O governador Flávio Dino encaminhou Medida Provisória à Assembleia Legislativa para conceder aumento à todos os agentes de segurança do estado. Membros de carreira da Polícia Militar, Corpo de Bombeiros, Polícia Civil e Agentes Penitenciários receberão recomposição salarial a partir do próximo mês.

A tabela com os novos vencimentos das carreiras da Segurança Pública do Maranhão nasceu de proposta apresentada e discutida em reunião com entidades representativas dos policiais. O realinhamento salarial contempla reajustes de 23,8% a 88% considerando o acumulado até 2018. O impacto gerado pelos novos investimentos será superior a meio bilhão de reais ao longo dos próximos quatro anos.

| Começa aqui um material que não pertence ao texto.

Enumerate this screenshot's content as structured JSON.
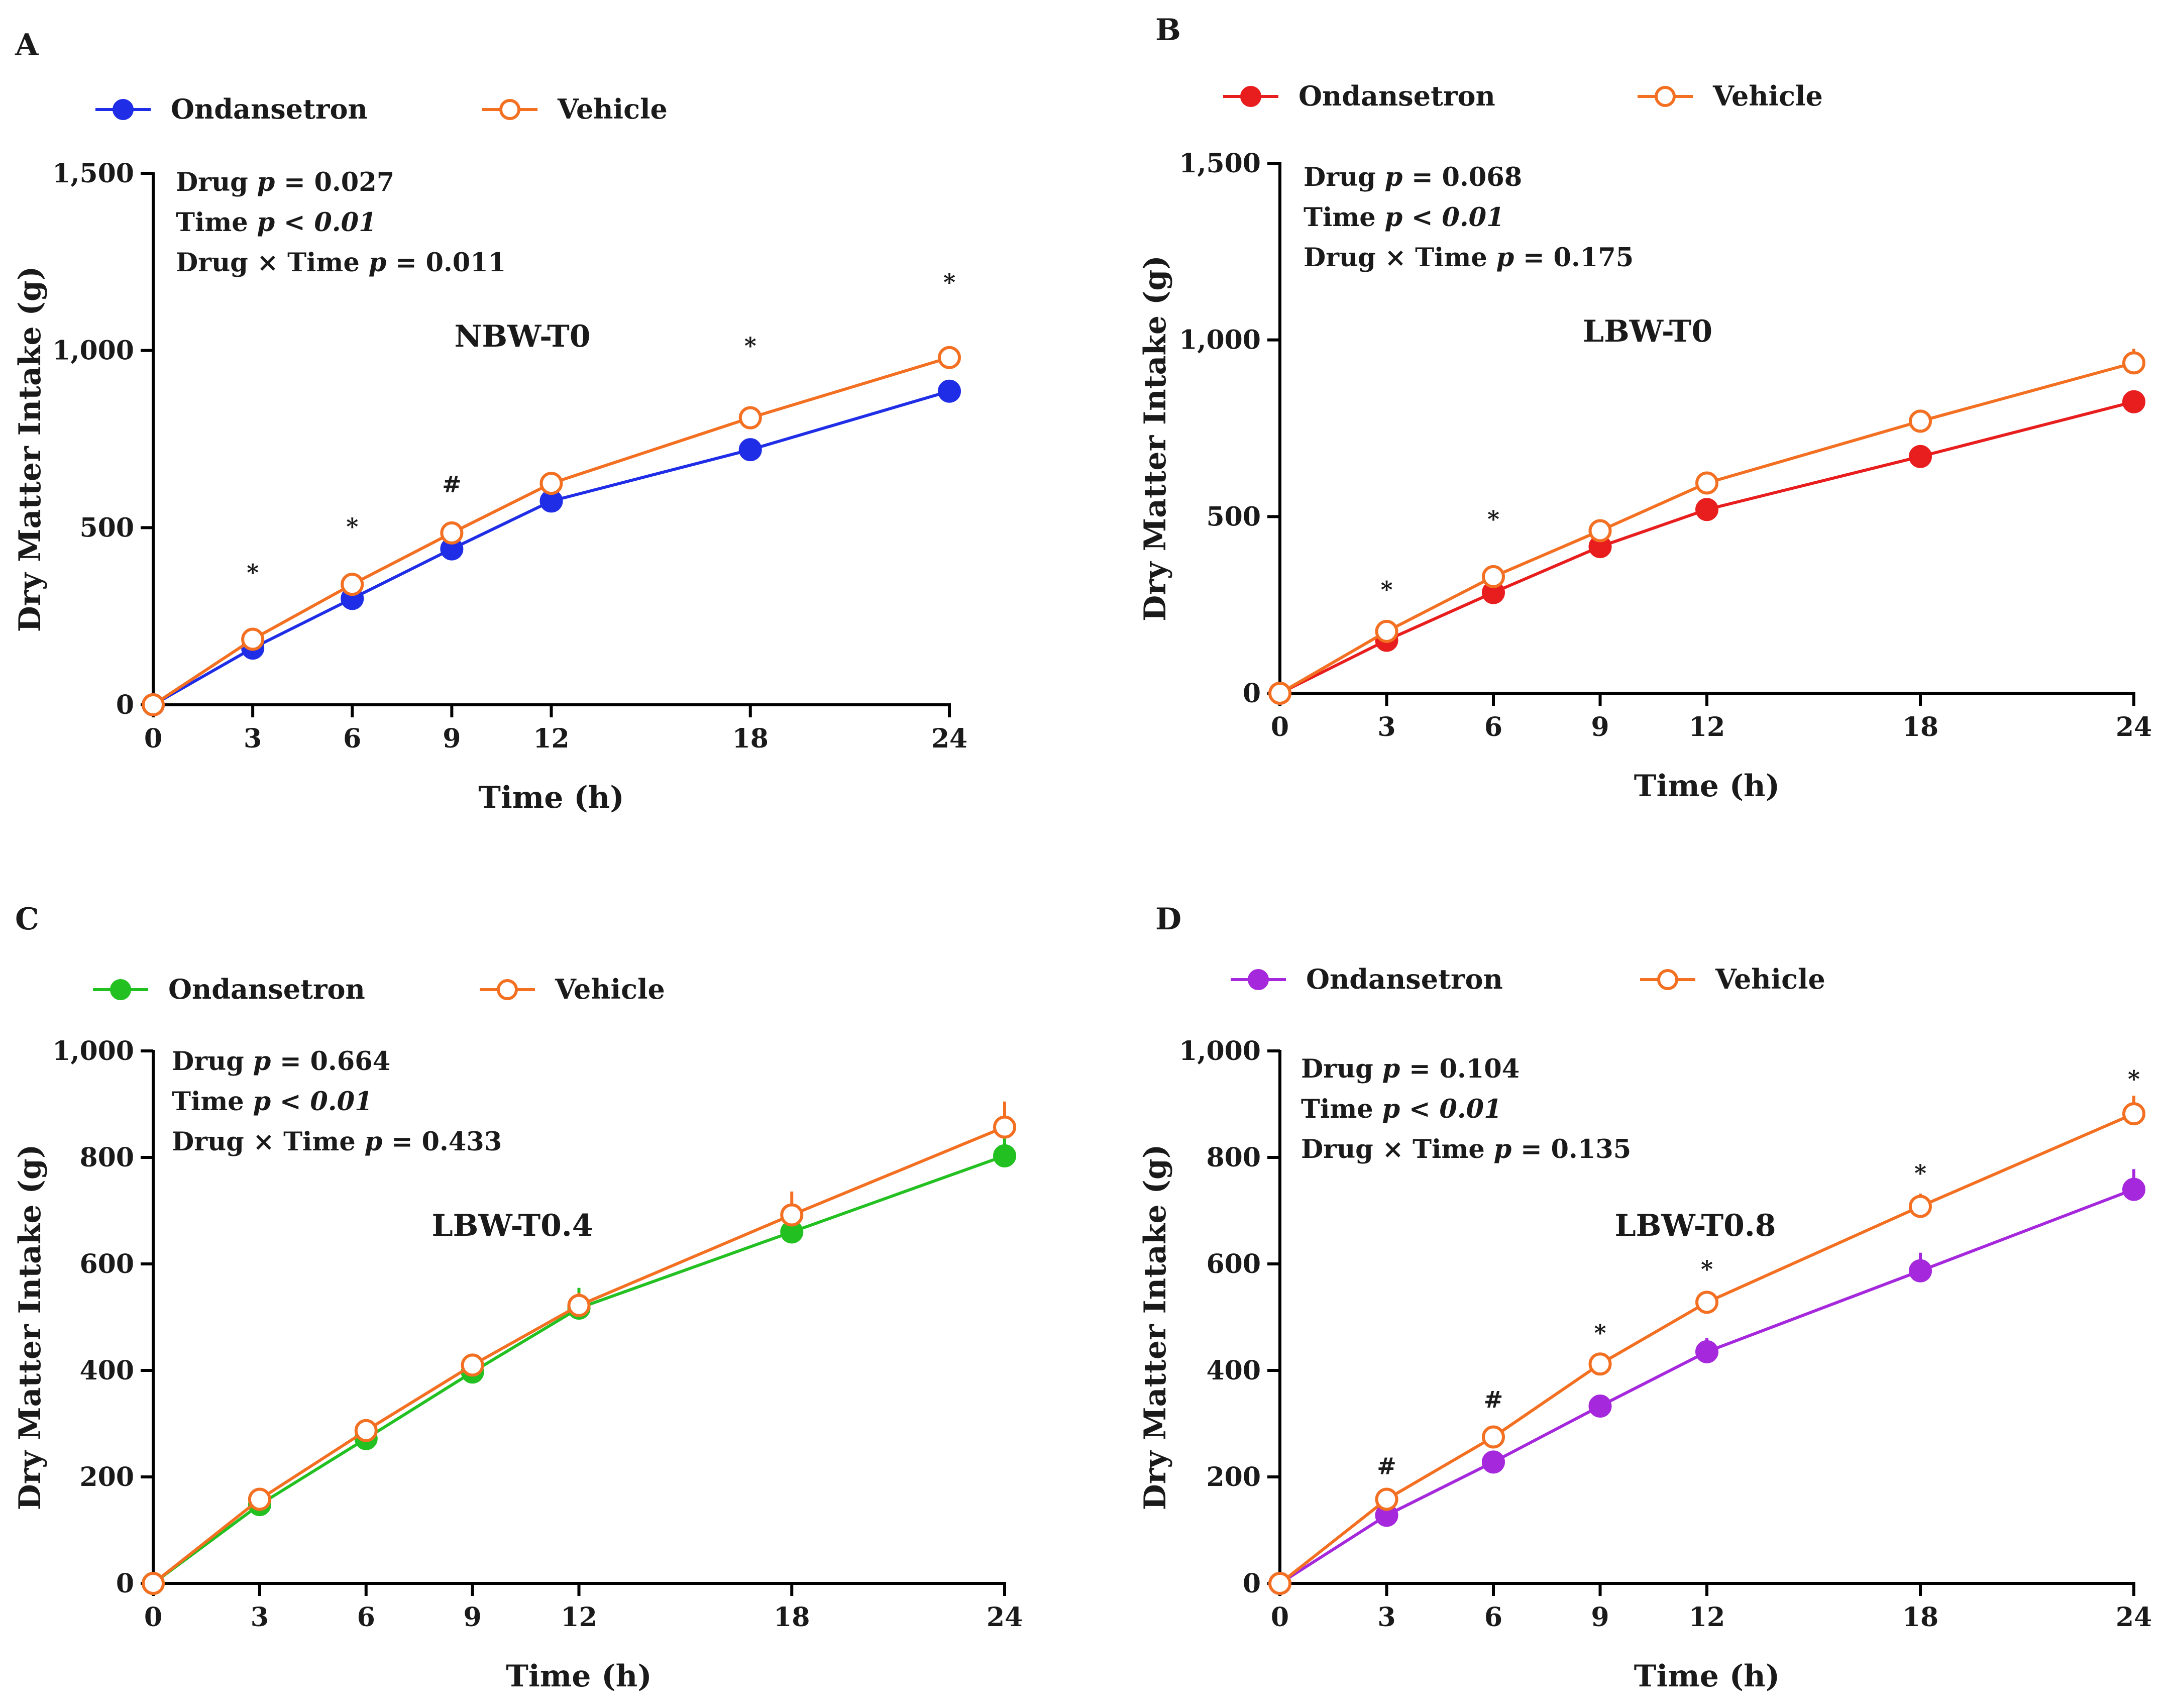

A recomposição salarial para soldados e cabos da Polícia Militar será de 19,5%, de acordo com a tabela. Considerando o acumulado para os próximos 4 anos, os praças militares terão reajuste de 68,3%.

Servidores da Polícia Civil e Agentes Penitenciários terão reajuste de 5% no valor recebido atualmente, além de outros ganhos destinados à categoria, como aumento no adicional noturno no valor de R$ 125,00 – Antes os valores eram entre R$ 80 e R$ 103; gratificação por insalubridade terá aumento de R$ 100 a R$ 200 em relação à base anterior – que variava de R$ 64,23 a R$ 165,70; aumento integral de R$ 275,00 no auxílio-alimentação. Os valores pagos anteriormente variavam entre R$ 164,00 e R$ 294,00.

O realinhamento salarial garantirá que já no primeiro ano do governo Flávio Dino, servidores da Segurança Pública tenham aumentos superiores aos índices de inflação, garantindo impacto real nas finanças de 17.091 servidores ativos e inativos.

Num comparativo com a gestão anterior, enquanto o reajuste acumulado em 4 anos (2011 a 2014) no governo Roseana Sarney policiais militares e bombeiros foi de 33,5%, no governo atual, de acordo com a Medida Provisória e o planejamento para até 2018, o reajuste acumulado poderá chegar a 88%, maior que toda as gestões anteriores.